Le gouvernement français a déployé en 2015 un plan de sensibilisation pour prévenir le recrutement de jeunes pour le djihad.
Capture d'écran Youtube

En octobre 2015, ils témoignaient de leur désarroi face au départ de leurs enfants en Syrie, dans le cadre d’un programme de sensibilisation du plan gouvernemental Stop djihadisme. Aujourd’hui, ils sont soupçonnés d’avoir détourné les fonds de l’association Syrie Prévention Familles pour les aider en Syrie, révèle le Journal du Dimanche (JDD).

Un couple et la directrice de l’association ont été mis en examen ce week-end pour «association de malfaiteurs en relation avec une entreprise terroriste, financement du terrorisme et abus de biens sociaux en relation avec une entreprise terroriste», avant d’être placés sous contrôle judiciaire. V. B., la responsable de Syrie Prévention Familles, aurait organisé des transferts d’argent pour sa fille de 16 ans partie en 2013 rejoindre les djihadistes et pour une autre mère qui voulait aider son enfant à revenir en France. Cette dernière «reconnaît les transferts en faveur de sa fille mais nie avoir ponctionné la trésorerie de l’association», explique le JDD, qui l’a contactée. Pour prouver sa bonne foi, V.B. s’apprête par ailleurs à démissionner.

Plusieurs milliers d'euros

Pour le cas de la famille D., le couple aurait envoyé plusieurs milliers d’euros à leur fils et à leur fille partis en 2014 en zone irako-syrienne. Selon l’hebdomadaire français, c’est Tracfin, un organe chargé de la lutte contre le blanchiment d’argent, qui a repéré les transferts suspects (de l’ordre de 13 000 euros) vers la Turquie ou le Liban, en octobre 2016.

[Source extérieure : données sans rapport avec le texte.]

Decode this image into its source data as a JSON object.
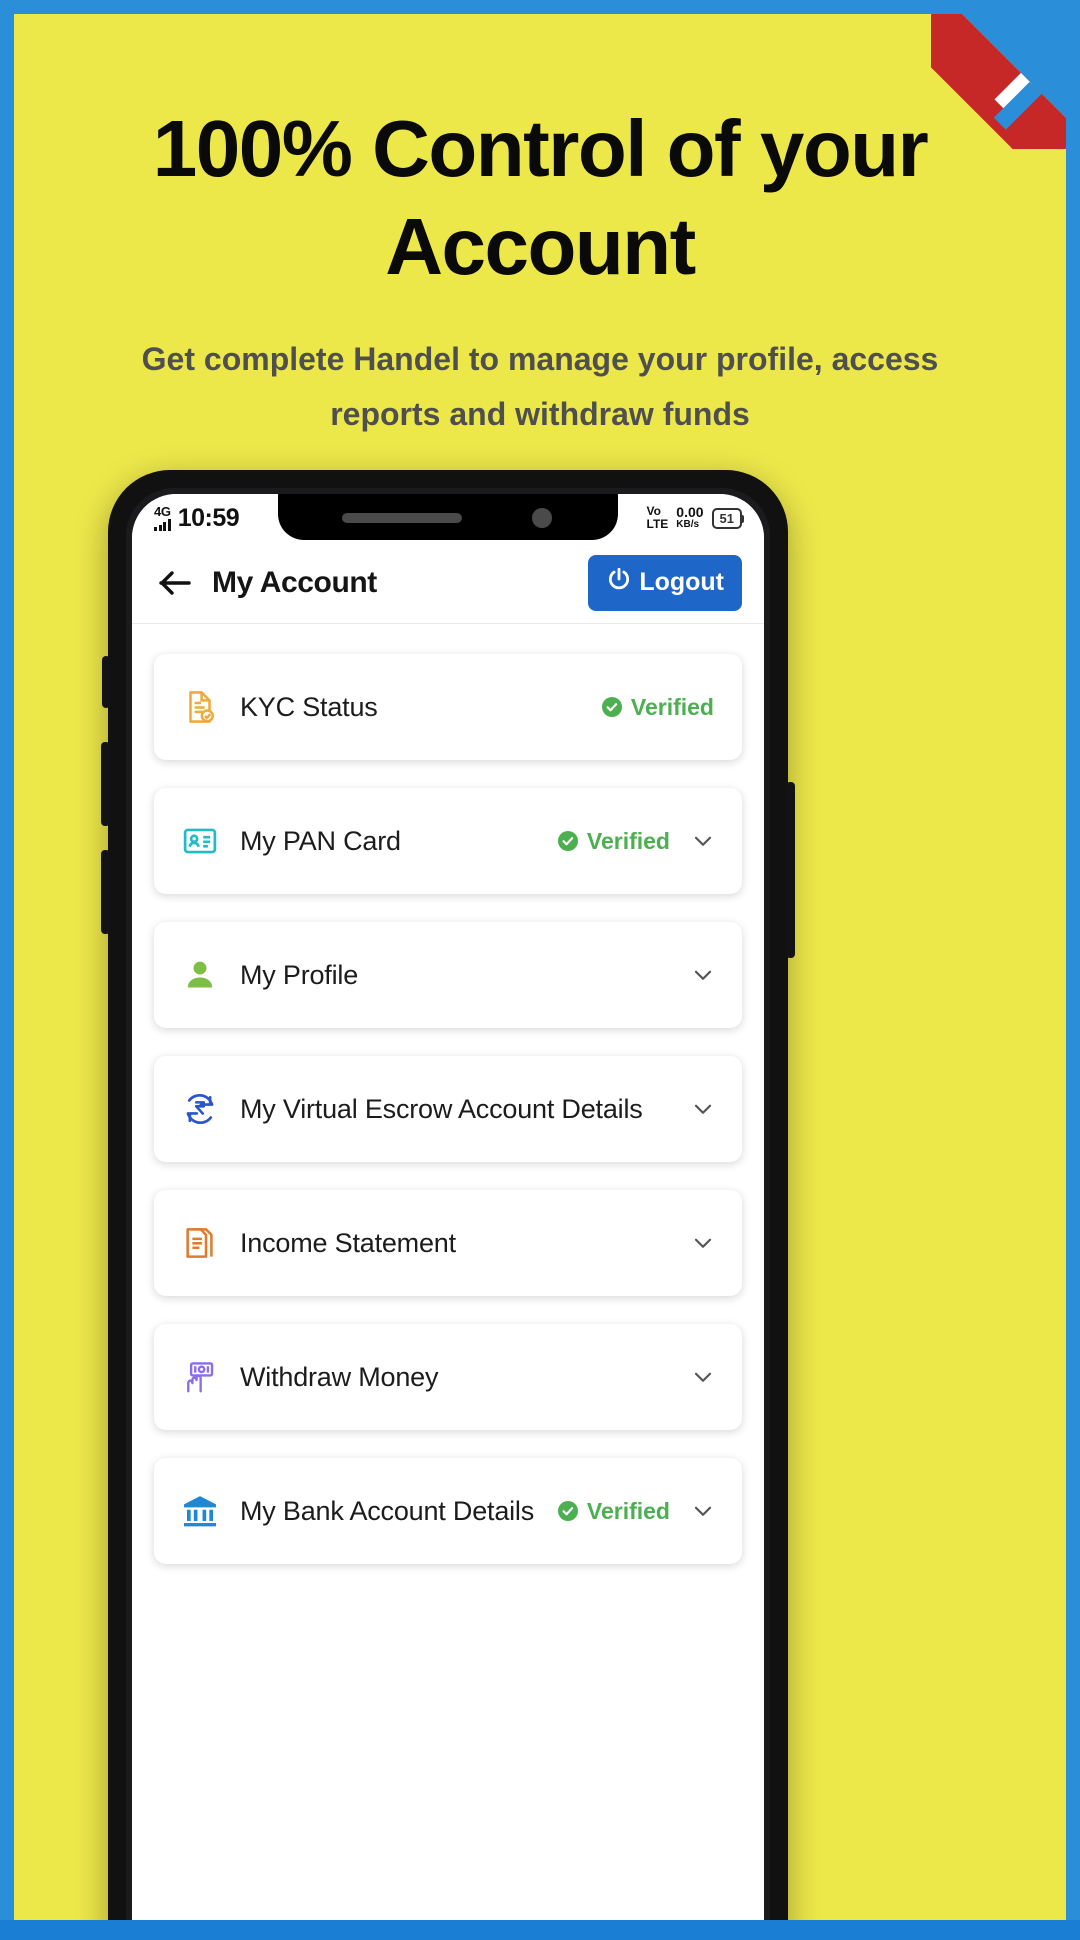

L’association Syrie Prévention Familles, créée en 2015, dont le but est de soutenir les proches des «personnes embrigadées par des groupes extrémistes», participer à la prévention des départs dans la zone et «aider les familles à maintenir le contact avec leurs proches toujours présents en Syrie et en Irak», gère «de l’ordre de 90 000 euros de subventions».

L’enquête a été confiée à l’Office central pour la répression de la grande délinquance financière et à la sous-direction antiterroriste de la police judiciaire.